I'm trying to formulate a disaster recovery plan for our SharePoint environment. So far the solution I have works, but the restores are extremely slow (150-200MB/min).
Here's my setup:
And this is my DR plan:
Now, this process does work, however step 4 takes forever! I have about 10 Content DBs in 1 web application - in total about 115GB. Backup Exec will restore the DBs back to the new SQL server with a Job Rate of 3GB/min but as soon as the byte count hits the expected size for that DB the job just seems to hang. Looking on the SQL Server the DB is in a '(Restoring)' state. If I leave it alone for longer enough the job eventually completes and the DB is restored, but I don't know what it is doing or trying to do for the majority of the job! The eventual Job Rate ends up at 200MB/min, meaning my 115GB restore takes around 10hrs to complete - not great.
I've tried many different options but nothing seems to make a difference.
Has anyone had a similar experience to this? if so I'd greatly appreciate your assistance.
What is the log file size for the content database. If this is large, it might take longer time to perfrom a recovery and get the Database connected and online.
As a test, try to backup a similir size / configuration database from a SQL server and redirect restore on the DR SQL instance and compare the results.
I set the logs pretty big as I've found that they fill up quickly when users are moving files around in their sites.

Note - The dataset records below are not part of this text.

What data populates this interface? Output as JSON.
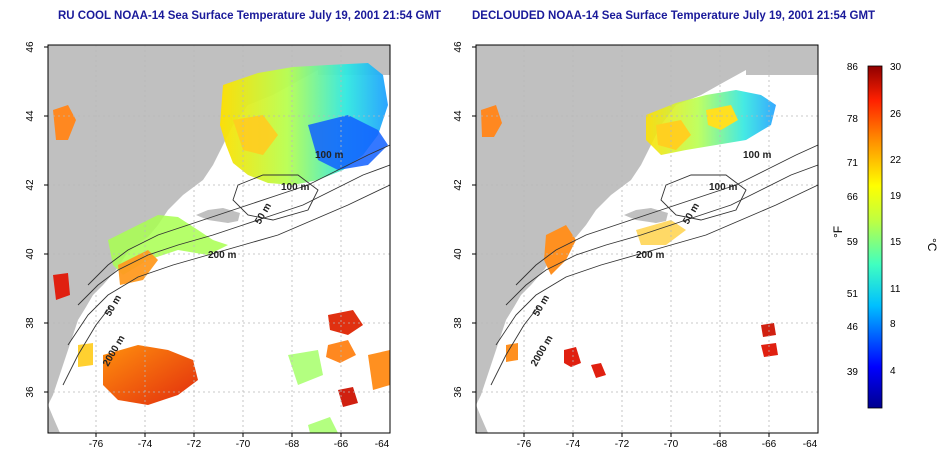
{
  "panels": [
    {
      "id": "left",
      "title": "RU COOL NOAA-14 Sea Surface Temperature July 19, 2001 21:54 GMT"
    },
    {
      "id": "right",
      "title": "DECLOUDED NOAA-14 Sea Surface Temperature July 19, 2001 21:54 GMT"
    }
  ],
  "axes": {
    "x_ticks": [
      "-76",
      "-74",
      "-72",
      "-70",
      "-68",
      "-66",
      "-64"
    ],
    "y_ticks": [
      "46",
      "44",
      "42",
      "40",
      "38",
      "36"
    ]
  },
  "contour_labels": [
    "100 m",
    "100 m",
    "50 m",
    "200 m",
    "50 m",
    "2000 m"
  ],
  "colorbar": {
    "f_label": "°F",
    "c_label": "°C",
    "f_ticks": [
      "86",
      "78",
      "71",
      "66",
      "59",
      "51",
      "46",
      "39"
    ],
    "c_ticks": [
      "30",
      "26",
      "22",
      "19",
      "15",
      "11",
      "8",
      "4"
    ]
  },
  "colors": {
    "land": "#c0c0c0",
    "ocean": "#ffffff",
    "title": "#1a1a9a",
    "grid": "#b8b8b8"
  }
}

Having said that though I do a log backup everyday which should truncate them should it not?
We do normal SQL restores during DR, one of which is redirected and this has no problems and is a lot bigger than my SharePoint DBs
I would say, a standard Full and Incremental backup strategy should be good to keep consistent backups and also logs under control.
However, as the effective logs size during the restore would large it might take some time to finish. During the restore phase, there would be a SQL log recovery once the database and logs have bee coppied over to the target location.